Graham von Maltitz of the Council for Scientific and Industrial Research also aired his doubts about jatropha, saying the new wonder plant was being cultivated without undergoing proper trials.
Jatropha was a labour intensive crop, he said, which might be viable as long as countries in Africa stayed impoverished and overpopulated. In countries such as South Africa, which had a proper minimum wage, it would never be commercially sound to produce the crop.
Another problem with agrofuels is they need a lot of water and nutrients. In southern Africa, said an audience participant, water was already developing as a conflict flashpoint, and devoting this scarce resource to agrofuels would only exacerbate the situation.
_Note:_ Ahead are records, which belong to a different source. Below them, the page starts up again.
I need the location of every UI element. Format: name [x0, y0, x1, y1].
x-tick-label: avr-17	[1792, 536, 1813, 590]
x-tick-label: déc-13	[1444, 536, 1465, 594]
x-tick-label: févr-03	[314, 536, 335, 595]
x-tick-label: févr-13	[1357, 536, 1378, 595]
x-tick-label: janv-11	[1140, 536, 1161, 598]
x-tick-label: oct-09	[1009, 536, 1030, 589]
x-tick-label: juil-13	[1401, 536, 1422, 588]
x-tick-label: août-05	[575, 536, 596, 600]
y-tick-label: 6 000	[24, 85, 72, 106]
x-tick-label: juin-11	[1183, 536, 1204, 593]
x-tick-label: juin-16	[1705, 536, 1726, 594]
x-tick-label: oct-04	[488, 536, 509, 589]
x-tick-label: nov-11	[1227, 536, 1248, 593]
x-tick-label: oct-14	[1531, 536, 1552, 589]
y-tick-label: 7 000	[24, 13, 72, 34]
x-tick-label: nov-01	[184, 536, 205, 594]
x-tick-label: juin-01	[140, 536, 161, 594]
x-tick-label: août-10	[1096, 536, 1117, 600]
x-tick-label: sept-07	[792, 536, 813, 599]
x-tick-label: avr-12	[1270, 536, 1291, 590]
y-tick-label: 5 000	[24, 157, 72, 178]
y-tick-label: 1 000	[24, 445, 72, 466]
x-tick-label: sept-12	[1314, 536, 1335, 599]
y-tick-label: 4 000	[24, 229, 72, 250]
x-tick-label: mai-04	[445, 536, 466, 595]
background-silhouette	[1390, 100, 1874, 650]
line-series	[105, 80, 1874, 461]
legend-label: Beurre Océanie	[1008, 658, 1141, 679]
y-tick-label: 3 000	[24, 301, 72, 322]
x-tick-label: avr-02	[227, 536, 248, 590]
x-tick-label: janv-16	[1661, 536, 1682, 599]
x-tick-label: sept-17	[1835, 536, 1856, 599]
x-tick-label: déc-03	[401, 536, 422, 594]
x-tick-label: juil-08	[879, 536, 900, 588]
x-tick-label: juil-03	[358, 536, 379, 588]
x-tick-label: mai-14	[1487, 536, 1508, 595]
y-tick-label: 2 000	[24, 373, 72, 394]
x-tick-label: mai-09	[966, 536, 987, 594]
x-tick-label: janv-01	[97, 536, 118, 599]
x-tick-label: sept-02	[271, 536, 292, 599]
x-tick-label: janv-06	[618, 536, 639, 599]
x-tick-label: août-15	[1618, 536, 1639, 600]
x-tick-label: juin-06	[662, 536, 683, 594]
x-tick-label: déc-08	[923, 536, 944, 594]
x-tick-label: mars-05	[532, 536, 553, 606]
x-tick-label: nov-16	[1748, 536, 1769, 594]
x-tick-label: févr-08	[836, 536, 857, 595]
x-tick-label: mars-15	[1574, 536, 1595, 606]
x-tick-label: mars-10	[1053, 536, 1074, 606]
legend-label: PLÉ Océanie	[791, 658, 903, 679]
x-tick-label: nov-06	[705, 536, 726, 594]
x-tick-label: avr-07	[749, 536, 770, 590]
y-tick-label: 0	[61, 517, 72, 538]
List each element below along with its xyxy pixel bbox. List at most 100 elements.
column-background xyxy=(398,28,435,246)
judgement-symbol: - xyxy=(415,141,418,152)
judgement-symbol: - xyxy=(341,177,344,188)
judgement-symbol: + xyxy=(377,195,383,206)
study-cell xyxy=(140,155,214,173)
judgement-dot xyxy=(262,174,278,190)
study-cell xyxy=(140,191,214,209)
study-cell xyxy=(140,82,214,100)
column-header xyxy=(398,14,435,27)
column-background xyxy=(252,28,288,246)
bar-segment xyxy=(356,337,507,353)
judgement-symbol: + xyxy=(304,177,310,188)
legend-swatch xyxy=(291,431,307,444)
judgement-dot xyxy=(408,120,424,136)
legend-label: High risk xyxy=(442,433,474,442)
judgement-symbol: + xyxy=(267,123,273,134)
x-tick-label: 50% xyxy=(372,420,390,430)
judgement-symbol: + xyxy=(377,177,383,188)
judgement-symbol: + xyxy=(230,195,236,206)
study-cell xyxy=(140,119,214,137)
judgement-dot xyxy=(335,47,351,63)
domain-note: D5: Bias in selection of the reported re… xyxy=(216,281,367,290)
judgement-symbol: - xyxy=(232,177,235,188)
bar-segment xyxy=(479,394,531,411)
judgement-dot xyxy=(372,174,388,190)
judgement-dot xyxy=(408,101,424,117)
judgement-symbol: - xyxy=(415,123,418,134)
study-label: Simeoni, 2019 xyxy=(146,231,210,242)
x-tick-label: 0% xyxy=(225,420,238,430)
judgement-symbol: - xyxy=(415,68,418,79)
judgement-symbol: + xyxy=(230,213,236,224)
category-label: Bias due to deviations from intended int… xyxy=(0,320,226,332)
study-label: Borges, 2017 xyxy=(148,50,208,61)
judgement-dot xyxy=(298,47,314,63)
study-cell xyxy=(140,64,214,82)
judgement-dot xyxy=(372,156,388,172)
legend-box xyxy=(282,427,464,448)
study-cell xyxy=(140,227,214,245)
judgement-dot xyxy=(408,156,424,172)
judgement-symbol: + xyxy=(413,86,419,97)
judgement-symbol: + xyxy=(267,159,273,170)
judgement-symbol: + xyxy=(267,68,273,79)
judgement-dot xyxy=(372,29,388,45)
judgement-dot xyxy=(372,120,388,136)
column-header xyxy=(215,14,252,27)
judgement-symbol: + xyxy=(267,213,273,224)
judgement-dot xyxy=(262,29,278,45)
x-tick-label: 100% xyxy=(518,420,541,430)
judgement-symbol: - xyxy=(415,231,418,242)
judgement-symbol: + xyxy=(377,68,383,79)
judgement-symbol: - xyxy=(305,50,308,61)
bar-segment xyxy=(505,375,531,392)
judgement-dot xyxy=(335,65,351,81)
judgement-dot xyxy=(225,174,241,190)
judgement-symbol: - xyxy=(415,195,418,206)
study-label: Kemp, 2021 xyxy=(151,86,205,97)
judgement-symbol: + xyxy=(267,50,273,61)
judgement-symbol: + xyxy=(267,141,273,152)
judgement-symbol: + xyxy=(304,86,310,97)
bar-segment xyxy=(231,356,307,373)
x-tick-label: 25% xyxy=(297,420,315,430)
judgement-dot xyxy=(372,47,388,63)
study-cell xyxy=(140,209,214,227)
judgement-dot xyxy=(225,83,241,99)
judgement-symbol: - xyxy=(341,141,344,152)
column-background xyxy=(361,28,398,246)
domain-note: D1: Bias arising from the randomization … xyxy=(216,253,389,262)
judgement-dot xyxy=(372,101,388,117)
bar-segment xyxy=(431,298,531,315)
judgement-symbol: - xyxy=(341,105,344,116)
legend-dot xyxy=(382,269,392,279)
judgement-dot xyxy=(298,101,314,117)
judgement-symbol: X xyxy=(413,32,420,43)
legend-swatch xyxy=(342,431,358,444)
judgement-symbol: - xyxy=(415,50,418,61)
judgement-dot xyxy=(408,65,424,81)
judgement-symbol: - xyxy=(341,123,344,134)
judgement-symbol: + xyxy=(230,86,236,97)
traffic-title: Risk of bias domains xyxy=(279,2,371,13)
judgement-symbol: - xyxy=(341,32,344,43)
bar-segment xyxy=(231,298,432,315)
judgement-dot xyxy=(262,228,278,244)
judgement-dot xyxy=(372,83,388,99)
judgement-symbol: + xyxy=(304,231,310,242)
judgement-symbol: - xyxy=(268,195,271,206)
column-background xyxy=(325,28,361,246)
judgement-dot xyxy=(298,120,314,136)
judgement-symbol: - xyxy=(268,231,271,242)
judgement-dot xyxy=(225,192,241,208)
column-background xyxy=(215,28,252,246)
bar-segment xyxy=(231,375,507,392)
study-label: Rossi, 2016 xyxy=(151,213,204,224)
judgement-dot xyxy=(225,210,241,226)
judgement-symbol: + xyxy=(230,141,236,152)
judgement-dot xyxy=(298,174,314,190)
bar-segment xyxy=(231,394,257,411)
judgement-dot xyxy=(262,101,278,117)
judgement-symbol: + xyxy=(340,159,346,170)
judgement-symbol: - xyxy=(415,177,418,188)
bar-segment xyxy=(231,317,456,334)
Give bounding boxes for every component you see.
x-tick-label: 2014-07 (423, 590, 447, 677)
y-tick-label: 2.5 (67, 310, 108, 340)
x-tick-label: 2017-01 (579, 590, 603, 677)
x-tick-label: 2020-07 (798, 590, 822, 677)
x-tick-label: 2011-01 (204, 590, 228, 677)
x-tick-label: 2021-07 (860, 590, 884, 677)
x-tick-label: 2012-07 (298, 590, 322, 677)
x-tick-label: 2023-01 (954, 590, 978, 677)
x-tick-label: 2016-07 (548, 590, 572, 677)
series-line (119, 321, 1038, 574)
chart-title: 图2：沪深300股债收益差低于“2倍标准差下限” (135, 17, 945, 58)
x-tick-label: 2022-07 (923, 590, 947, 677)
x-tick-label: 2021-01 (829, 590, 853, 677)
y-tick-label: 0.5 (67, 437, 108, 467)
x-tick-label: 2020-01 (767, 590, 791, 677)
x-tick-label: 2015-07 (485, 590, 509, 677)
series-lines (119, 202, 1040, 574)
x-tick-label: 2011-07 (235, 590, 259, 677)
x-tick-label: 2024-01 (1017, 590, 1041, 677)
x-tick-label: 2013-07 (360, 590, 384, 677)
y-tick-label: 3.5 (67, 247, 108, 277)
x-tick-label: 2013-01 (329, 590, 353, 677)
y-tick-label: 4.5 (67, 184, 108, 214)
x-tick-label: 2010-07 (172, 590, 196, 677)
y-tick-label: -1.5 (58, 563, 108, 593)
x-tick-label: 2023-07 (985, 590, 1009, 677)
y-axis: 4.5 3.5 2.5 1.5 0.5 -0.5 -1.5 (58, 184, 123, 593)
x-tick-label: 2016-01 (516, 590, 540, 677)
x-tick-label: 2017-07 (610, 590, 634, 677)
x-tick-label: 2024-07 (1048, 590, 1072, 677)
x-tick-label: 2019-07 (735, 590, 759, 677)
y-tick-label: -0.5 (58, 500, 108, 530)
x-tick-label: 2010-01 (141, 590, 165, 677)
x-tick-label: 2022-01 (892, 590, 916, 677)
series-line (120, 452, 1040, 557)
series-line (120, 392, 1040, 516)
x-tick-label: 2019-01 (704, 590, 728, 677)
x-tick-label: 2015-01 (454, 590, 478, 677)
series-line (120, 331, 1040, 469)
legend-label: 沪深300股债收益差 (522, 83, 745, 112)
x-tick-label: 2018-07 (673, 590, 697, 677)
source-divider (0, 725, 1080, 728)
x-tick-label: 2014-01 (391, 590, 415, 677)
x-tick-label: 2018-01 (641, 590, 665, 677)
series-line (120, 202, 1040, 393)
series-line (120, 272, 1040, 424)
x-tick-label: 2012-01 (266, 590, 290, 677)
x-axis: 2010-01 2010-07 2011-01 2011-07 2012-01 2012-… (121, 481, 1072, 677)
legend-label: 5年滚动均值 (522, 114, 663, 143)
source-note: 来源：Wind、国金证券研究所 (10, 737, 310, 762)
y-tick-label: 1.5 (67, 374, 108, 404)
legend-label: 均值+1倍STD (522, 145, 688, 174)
Several participants mentioned the Makhatini Flats in northern KwaZulu-Natal - the focus of a large sugar cane-based agrofuels project - where water is simply not available in sufficient quantities.
Von Maltitz said that in Mozambique, only 1 percent of its arable land was needed to replace all its fuel consumption with ethanol. But that was if its current consumption of fossil fuels stayed the same; in South Africa the figure would be 14.6 percent - more than the total arable land available.
Currently the government's target in its biofuels industrial strategy is 2 percent replacement of fossil by agrofuels by 2012 and only 6 percent by 2020 - an indication that it will not be the solution to fuel energy demands any time soon.
Trusha Reddy of the ISS said agrofuels were being punted as a panacea for climate change concerns. In Europe, it is punted as the solution to reduce dependence on fossil fuels. In Africa, governments promote it as a creator of jobs and renewable energy sources.
"But agrofuels are not about energy security in Africa, and not about food security at all," Reddy said.